オーガストがそう答えるとアヤメが納得したように頷いた。

「道理で。現役の動きね、確かに。あれなら今度の大会でも十分通用しそうね。」

「もちろんです。准将は指揮官としてもそうですが、個人的な戦闘力も高いからこそ私たちの護衛に選ばれていますから。」

「はへ~・・・キャメル、ラークが息を切らしてるわよ・・・珍し。」

「そりゃ仕方ないよ。あれだけ一瞬での攻防だと相当呼吸が乱れるからね。准将の方もかなり息切れてるよ。互角だね、あれは。」


「は~・・・参った。決着つかないね、これ。」

ラークがやれやれと言う感じで構えを解いて両手を挙げた。ウォーロックも大きく息をつき、構えを解いて首をコキッと鳴らした。
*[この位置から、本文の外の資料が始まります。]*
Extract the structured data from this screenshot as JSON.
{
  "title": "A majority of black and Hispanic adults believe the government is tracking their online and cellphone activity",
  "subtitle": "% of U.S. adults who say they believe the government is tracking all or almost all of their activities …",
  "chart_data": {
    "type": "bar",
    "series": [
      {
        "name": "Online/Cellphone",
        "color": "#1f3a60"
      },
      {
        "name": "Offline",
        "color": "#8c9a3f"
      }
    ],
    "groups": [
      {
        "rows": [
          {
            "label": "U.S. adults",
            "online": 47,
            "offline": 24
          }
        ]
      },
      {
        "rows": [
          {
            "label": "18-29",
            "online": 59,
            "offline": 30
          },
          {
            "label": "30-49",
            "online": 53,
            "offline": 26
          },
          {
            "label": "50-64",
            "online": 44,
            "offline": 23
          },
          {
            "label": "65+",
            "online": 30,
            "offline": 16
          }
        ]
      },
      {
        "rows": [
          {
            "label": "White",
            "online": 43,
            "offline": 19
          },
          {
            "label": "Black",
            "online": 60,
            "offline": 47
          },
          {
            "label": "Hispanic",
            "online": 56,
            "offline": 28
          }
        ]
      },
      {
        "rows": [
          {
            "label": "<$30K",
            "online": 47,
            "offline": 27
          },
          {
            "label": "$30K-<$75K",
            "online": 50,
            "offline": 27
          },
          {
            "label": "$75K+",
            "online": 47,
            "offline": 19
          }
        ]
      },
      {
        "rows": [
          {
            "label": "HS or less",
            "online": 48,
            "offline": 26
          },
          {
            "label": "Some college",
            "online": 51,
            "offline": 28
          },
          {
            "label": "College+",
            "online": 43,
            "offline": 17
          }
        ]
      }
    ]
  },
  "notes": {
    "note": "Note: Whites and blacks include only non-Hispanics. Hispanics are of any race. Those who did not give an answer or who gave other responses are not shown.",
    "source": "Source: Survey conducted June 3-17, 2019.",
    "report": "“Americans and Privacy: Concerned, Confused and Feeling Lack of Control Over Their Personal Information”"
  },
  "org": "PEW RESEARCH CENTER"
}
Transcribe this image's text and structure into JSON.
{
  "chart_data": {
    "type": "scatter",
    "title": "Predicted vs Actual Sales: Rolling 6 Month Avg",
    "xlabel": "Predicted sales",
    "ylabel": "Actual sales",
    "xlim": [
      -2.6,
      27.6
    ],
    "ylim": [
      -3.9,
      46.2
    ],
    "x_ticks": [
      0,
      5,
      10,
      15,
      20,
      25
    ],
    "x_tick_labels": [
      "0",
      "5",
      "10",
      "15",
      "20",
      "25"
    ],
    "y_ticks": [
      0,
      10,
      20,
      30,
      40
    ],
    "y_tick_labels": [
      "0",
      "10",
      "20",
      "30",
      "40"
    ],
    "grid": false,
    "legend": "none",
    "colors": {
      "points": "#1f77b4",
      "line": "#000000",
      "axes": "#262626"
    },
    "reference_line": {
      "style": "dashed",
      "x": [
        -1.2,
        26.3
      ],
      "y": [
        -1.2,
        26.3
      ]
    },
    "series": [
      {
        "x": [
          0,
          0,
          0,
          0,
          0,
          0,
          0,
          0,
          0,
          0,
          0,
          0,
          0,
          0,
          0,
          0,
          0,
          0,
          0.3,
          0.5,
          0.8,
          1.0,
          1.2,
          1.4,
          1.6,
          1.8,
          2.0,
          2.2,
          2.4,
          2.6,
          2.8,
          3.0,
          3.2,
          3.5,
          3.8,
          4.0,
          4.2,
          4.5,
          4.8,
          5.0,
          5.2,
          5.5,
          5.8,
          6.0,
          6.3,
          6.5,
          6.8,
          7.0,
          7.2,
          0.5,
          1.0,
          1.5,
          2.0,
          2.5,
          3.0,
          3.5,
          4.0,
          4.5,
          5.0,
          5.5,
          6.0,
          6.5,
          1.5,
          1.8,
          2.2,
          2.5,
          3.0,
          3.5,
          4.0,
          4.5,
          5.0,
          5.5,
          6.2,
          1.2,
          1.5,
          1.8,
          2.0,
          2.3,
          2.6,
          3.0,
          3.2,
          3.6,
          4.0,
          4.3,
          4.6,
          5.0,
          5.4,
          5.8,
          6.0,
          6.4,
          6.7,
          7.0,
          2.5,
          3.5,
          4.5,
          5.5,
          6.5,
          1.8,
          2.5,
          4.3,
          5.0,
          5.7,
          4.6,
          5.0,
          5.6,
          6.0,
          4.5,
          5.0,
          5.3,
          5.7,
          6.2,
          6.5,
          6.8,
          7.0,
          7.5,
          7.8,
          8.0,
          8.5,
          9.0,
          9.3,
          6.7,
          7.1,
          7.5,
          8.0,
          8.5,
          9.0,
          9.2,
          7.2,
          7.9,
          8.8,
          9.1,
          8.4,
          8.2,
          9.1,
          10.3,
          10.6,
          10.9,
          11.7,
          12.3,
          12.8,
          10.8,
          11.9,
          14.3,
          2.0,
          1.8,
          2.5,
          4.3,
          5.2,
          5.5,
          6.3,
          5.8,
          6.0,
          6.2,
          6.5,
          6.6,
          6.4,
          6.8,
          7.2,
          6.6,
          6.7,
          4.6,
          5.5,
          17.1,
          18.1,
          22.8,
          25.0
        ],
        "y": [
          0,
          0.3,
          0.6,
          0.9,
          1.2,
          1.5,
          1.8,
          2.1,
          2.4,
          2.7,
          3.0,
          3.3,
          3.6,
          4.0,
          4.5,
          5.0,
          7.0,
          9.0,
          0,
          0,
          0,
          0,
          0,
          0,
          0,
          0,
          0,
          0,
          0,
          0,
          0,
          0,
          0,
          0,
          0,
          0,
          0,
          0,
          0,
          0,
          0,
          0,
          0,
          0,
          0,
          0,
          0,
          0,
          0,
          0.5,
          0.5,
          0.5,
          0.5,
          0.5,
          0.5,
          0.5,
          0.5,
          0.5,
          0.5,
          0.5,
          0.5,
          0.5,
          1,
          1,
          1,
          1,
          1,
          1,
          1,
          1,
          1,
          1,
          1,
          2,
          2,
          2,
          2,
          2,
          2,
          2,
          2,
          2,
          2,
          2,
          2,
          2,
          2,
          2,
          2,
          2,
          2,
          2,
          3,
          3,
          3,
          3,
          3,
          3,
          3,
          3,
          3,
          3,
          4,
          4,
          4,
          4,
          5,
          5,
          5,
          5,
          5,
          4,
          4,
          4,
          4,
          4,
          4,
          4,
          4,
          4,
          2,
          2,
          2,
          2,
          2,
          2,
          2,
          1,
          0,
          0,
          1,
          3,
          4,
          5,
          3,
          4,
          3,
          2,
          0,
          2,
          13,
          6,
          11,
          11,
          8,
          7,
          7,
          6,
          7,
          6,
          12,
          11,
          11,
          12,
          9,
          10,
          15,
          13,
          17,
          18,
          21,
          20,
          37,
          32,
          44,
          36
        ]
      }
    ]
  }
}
「もう少しやれるかと思いましたが、流石ですな。中佐。」

「いや、准将の動きは20代クラスですよ。参った参った。」

「お会いしたのがここでよかったです。スピークス中佐。」

「確かに、戦場ではお目にかかりたくないですよ。閣下とは。」


軽く握手を交わして両名が五人の元へ戻ってきた。戻りながらラークが皇子達に告げた。